Nsu Prinz tt

Der Nsu Prinz tt

Das NSU TT-Modell basierte weitgehend auf den NSU Prinz-Modellen, die damals von NSU in Serie gefertigt wurden. Dies galt als die sportliche Variante innerhalb der Prinz-Serie. Anzeige für die NSU Prinz. Hinweis: NSU Limousine. Gesegnet ist der Mann, der einen Prinzen besitzt" war das Motto der NSU Motorenwerke AG.

Die NSU TT - ein fliegendes Gewicht als königliches Kind " Auto-Natives

NSU hat im May 1965 sein Serienmodell Prinz um den sportiven "NSU Prinz 1000 TT" erweitert. Die " TT ", die weniger als 700 kg wiegt und deren Namen an den großen Erfolg der NSU bei den sagenumwobenen Motorrad-Rennen um die "Tourist Trophy" auf der "Isle of Man" erinnern, nahm ein Grundprinzip voraus, das später vor gut zehn Jahren als GTI-Konzept bekannt wurde.

Möglicherweise ist dies einer der Gründe, warum die Autoproduktion der NSU ein Randproblem geblieben ist, das im Laufe der globalen Wirtschaftskrise 1929 endgültig vollständig auf die Firma Fiat übertragen wurde. Die Sehnsucht nach einem Fahrzeug wurde für immer mehr Menschen realisierbar. Bereits in der Entstehungsphase erhielt das Vorhaben ein Sekundenrad und präsentierte 1957 auf der Internationalen Automobilausstellung (IAA) ein ausgereiftes Fahrzeug.

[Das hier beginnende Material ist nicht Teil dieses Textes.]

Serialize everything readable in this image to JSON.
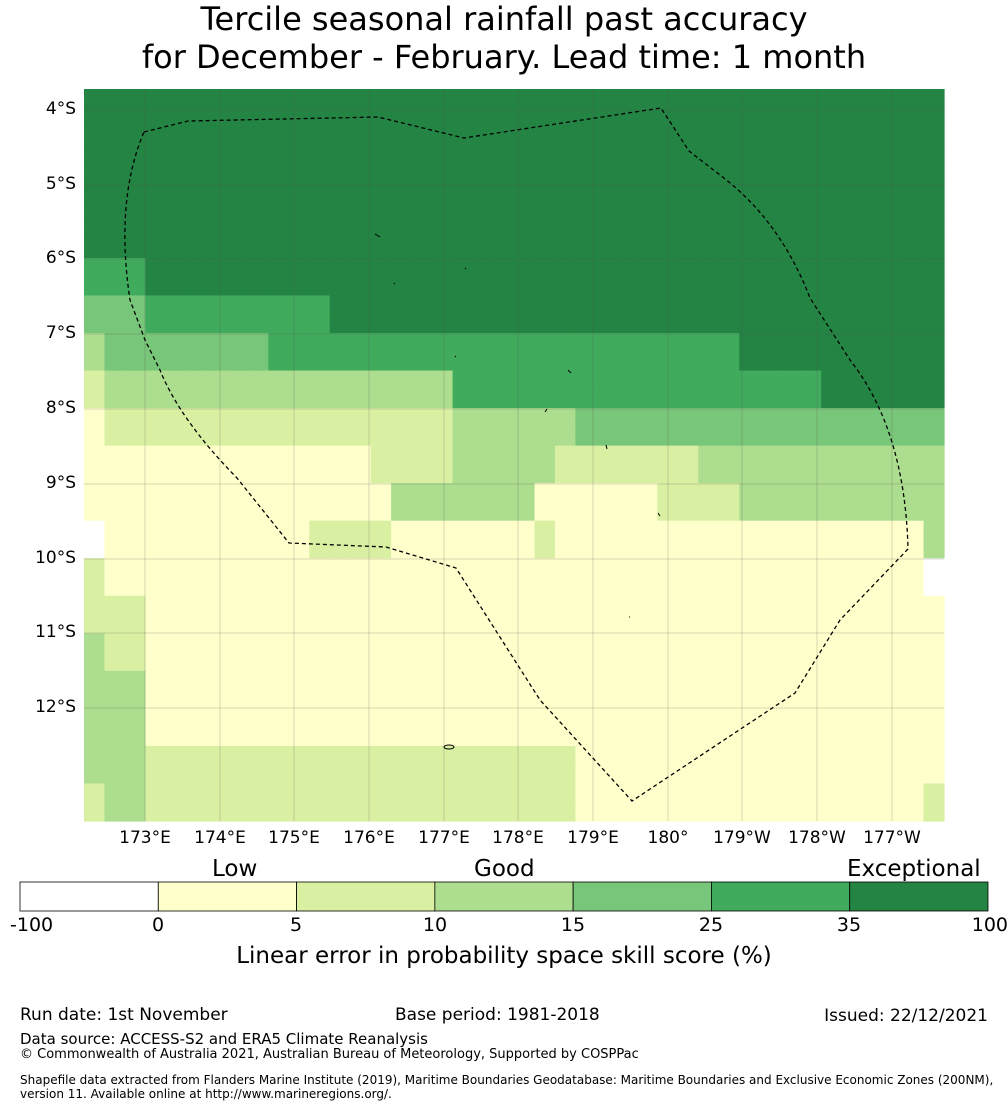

Selbst wenn zunächst nur ein eigener Motorrad-Motor für den Fahrantrieb des Fahrzeuges "NSU Prinz" zur Auswahl stünde, waren die Entwicklungen auf Anhieb erfolgreich. Der 583 cm große Zweizylindermotor aus dem "NSU MAX" erlaubte dem Lichtprinzen schon mit 20 Pferdestärken eine gute Leistung. Im Jahr 1959 kam eine Sportversion mit 30 Pferdestärken im Fond für eine Spitzengeschwindigkeit von 120 km/h hinzu.

Etwa 94.000 Exemplare des ursprünglichen Fürsten finden endlich einen Nachfrager. Angespornt von diesem großen Markterfolg führte NSU 1961 mit dem "Prinz 4" einen neuen Namen ein. Durch sein geringes Gewicht von nur 565 kg konnte der "Prinz 4" bemerkenswerte 435 kg mitnehmen. Der " Prinz 4 " war vielleicht das beste Familienfahrzeug der Sechziger.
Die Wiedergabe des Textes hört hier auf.